Mit neun Jahren wurde sie zum ersten Mal mit Antonio Vivaldis Violinkonzert in a-Moll im Süddeutschen Rundfunk gesendet, als Elfjährige zu einer Tournee in die USA eingeladen. Ihre Konzertreisen führten sie nach Südafrika, Norwegen, Israel und Italien, in die Weill Recital Hall/Carnegie Hall New York, die Liederhalle Stuttgart und zum Kyoto International Music Students Festival in Japan.
Schon in jungen Jahren widmete sie sich intensiv der Kammermusik.

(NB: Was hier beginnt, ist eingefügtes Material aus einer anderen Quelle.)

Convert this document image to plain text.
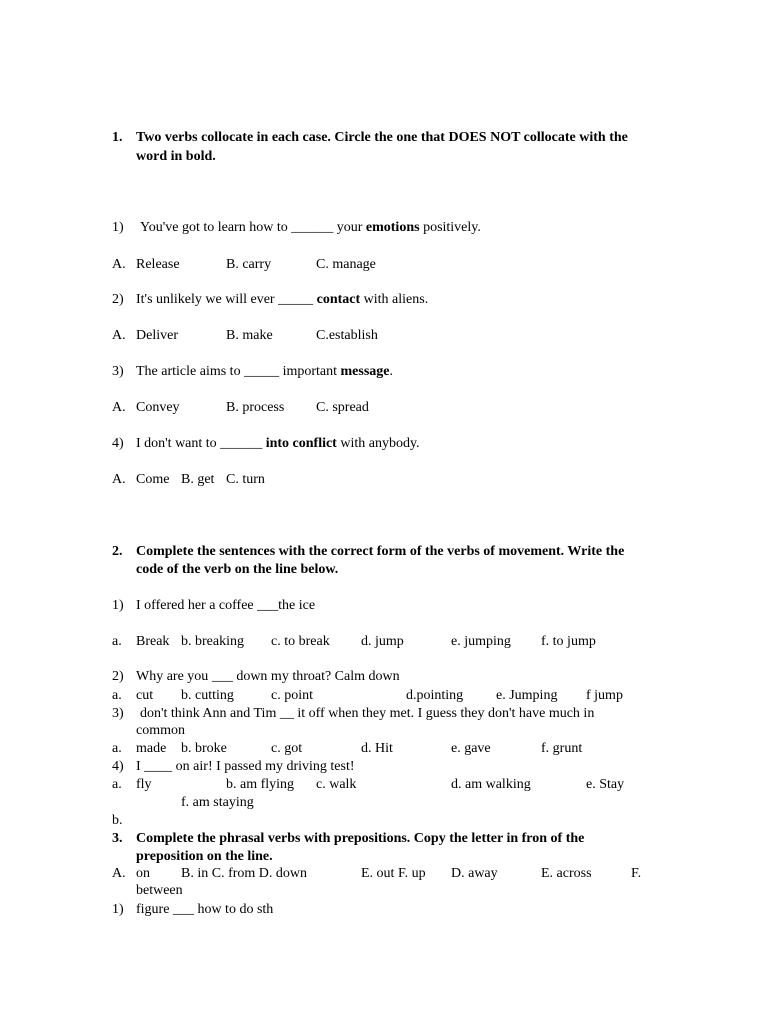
1. Two verbs collocate in each case. Circle the one that DOES NOT collocate with the
word in bold.
1) You've got to learn how to ______ your emotions positively.
A. Release	B. carry	C. manage
2) It's unlikely we will ever _____ contact with aliens.
A. Deliver	B. make	C.establish
3) The article aims to _____ important message.
A. Convey	B. process C. spread
4) I don't want to ______ into conflict with anybody.
A. Come B. get C. turn
2. Complete the sentences with the correct form of the verbs of movement. Write the
code of the verb on the line below.
1) I offered her a coffee ___the ice
a. Break b. breaking c. to break d. jump	e. jumping f. to jump
2) Why are you ___ down my throat? Calm down
a. cut b. cutting	c. point	d.pointing e. Jumping f jump
3) don't think Ann and Tim __ it off when they met. I guess they don't have much in
common
a. made b. broke	c. got	d. Hit	e. gave	f. grunt
4) I ____ on air! I passed my driving test!
a. fly	b. am flying c. walk	d. am walking	e. Stay
f. am staying
b.
3. Complete the phrasal verbs with prepositions. Copy the letter in fron of the
preposition on the line.
A. on B. in C. from D. down	E. out F. up D. away	E. across	F.
between
1) figure ___ how to do sth
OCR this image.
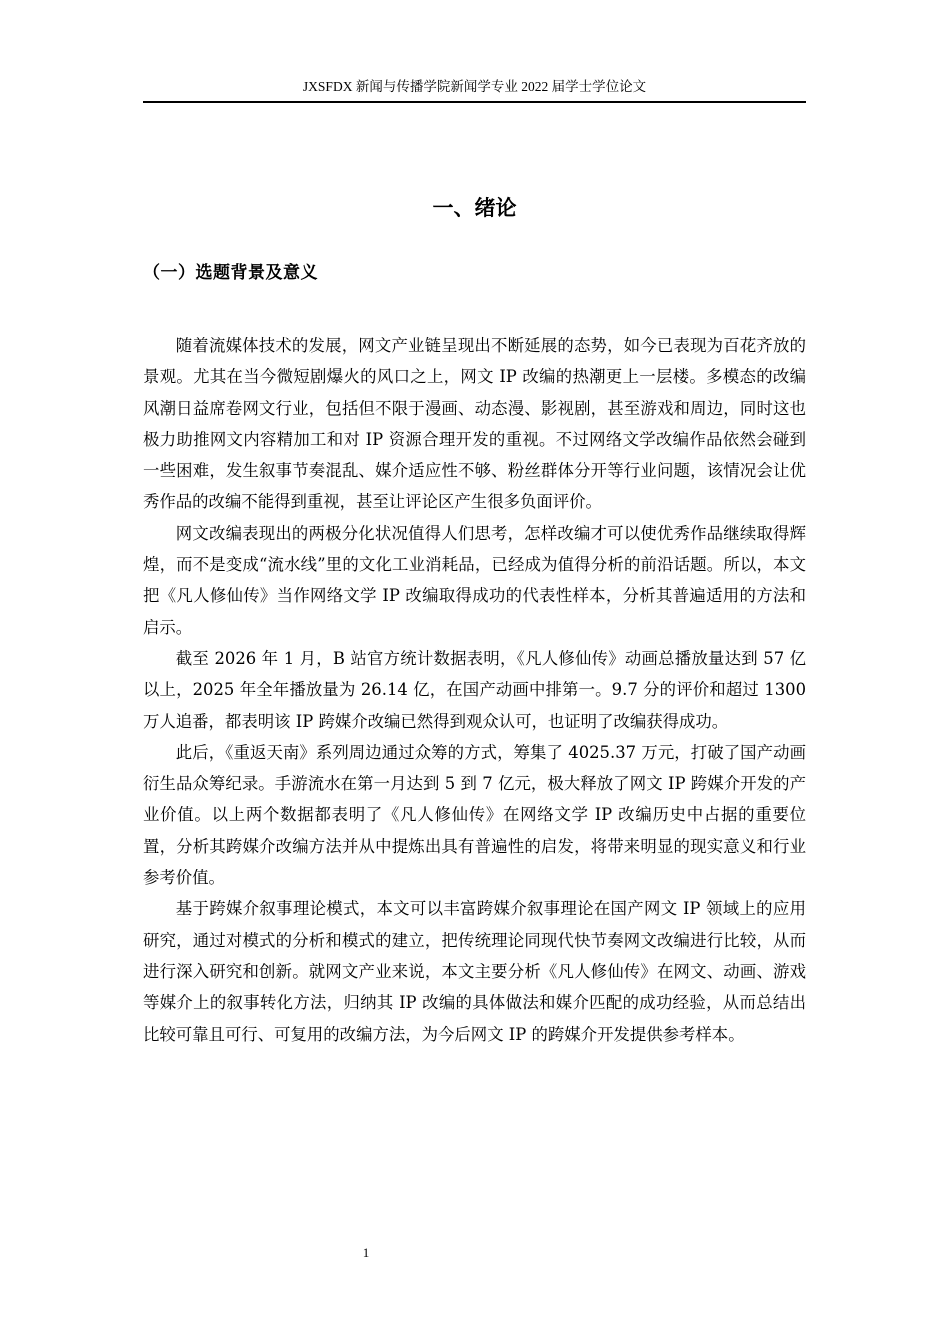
JXSFDX 新闻与传播学院新闻学专业 2022 届学士学位论文
一、绪论
（一）选题背景及意义

随着流媒体技术的发展，网文产业链呈现出不断延展的态势，如今已表现为百花齐放的景观。尤其在当今微短剧爆火的风口之上，网文 IP 改编的热潮更上一层楼。多模态的改编风潮日益席卷网文行业，包括但不限于漫画、动态漫、影视剧，甚至游戏和周边，同时这也极力助推网文内容精加工和对 IP 资源合理开发的重视。不过网络文学改编作品依然会碰到一些困难，发生叙事节奏混乱、媒介适应性不够、粉丝群体分开等行业问题，该情况会让优秀作品的改编不能得到重视，甚至让评论区产生很多负面评价。

网文改编表现出的两极分化状况值得人们思考，怎样改编才可以使优秀作品继续取得辉煌，而不是变成“流水线”里的文化工业消耗品，已经成为值得分析的前沿话题。所以，本文把《凡人修仙传》当作网络文学 IP 改编取得成功的代表性样本，分析其普遍适用的方法和启示。

截至 2026 年 1 月，B 站官方统计数据表明，《凡人修仙传》动画总播放量达到 57 亿以上，2025 年全年播放量为 26.14 亿，在国产动画中排第一。9.7 分的评价和超过 1300 万人追番，都表明该 IP 跨媒介改编已然得到观众认可，也证明了改编获得成功。

此后，《重返天南》系列周边通过众筹的方式，筹集了 4025.37 万元，打破了国产动画衍生品众筹纪录。手游流水在第一月达到 5 到 7 亿元，极大释放了网文 IP 跨媒介开发的产业价值。以上两个数据都表明了《凡人修仙传》在网络文学 IP 改编历史中占据的重要位置，分析其跨媒介改编方法并从中提炼出具有普遍性的启发，将带来明显的现实意义和行业参考价值。

基于跨媒介叙事理论模式，本文可以丰富跨媒介叙事理论在国产网文 IP 领域上的应用研究，通过对模式的分析和模式的建立，把传统理论同现代快节奏网文改编进行比较，从而进行深入研究和创新。就网文产业来说，本文主要分析《凡人修仙传》在网文、动画、游戏等媒介上的叙事转化方法，归纳其 IP 改编的具体做法和媒介匹配的成功经验，从而总结出比较可靠且可行、可复用的改编方法，为今后网文 IP 的跨媒介开发提供参考样本。

1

Als Pianistin und Cembalistin spielte Birgit Erz in Ensembles unterschiedlichster Besetzungen, als Geigerin hatte sie über mehrere Jahre ein Horntrio und ein Streichquartett. Mit diesen Kammerensembles, sowie als Solistin und Klavierbegleiterin gewann sie zahlreiche Preise bei Jugend musiziert.
Ausgelöst durch die Einstudierung eines Werkes des Komponisten Kazimierz Serocki im Alter von zehn Jahren entwickelte sich neben der Begeisterung für die Kammermusik ihre Leidenschaft für zeitgenössische Musik. Vor allem für die Annäherung an zeitgenössische Musikstücke empfahl ihr einige Jahre später ihr Lehrer Valery Gradow sich parallel zur Musik mit Literatur und Kunst derselben Epoche zu beschäftigen. Durch diese ganzheitliche Herangehensweise blieb für Birgit Erz die Beschäftigung mit neuer Musik so spannend, dass sie 2002 als Geigerin am Wettbewerb Premio Valentino Bucchi di Roma Internazionale für Musik des 20. Jahrhunderts teilnahm und den 2. Preis gewann. Beim Mendelssohn-Wettbewerb für Komposition Berlin wurde sie mit einem Sonderpreis für die beste Interpretation ausgezeichnet.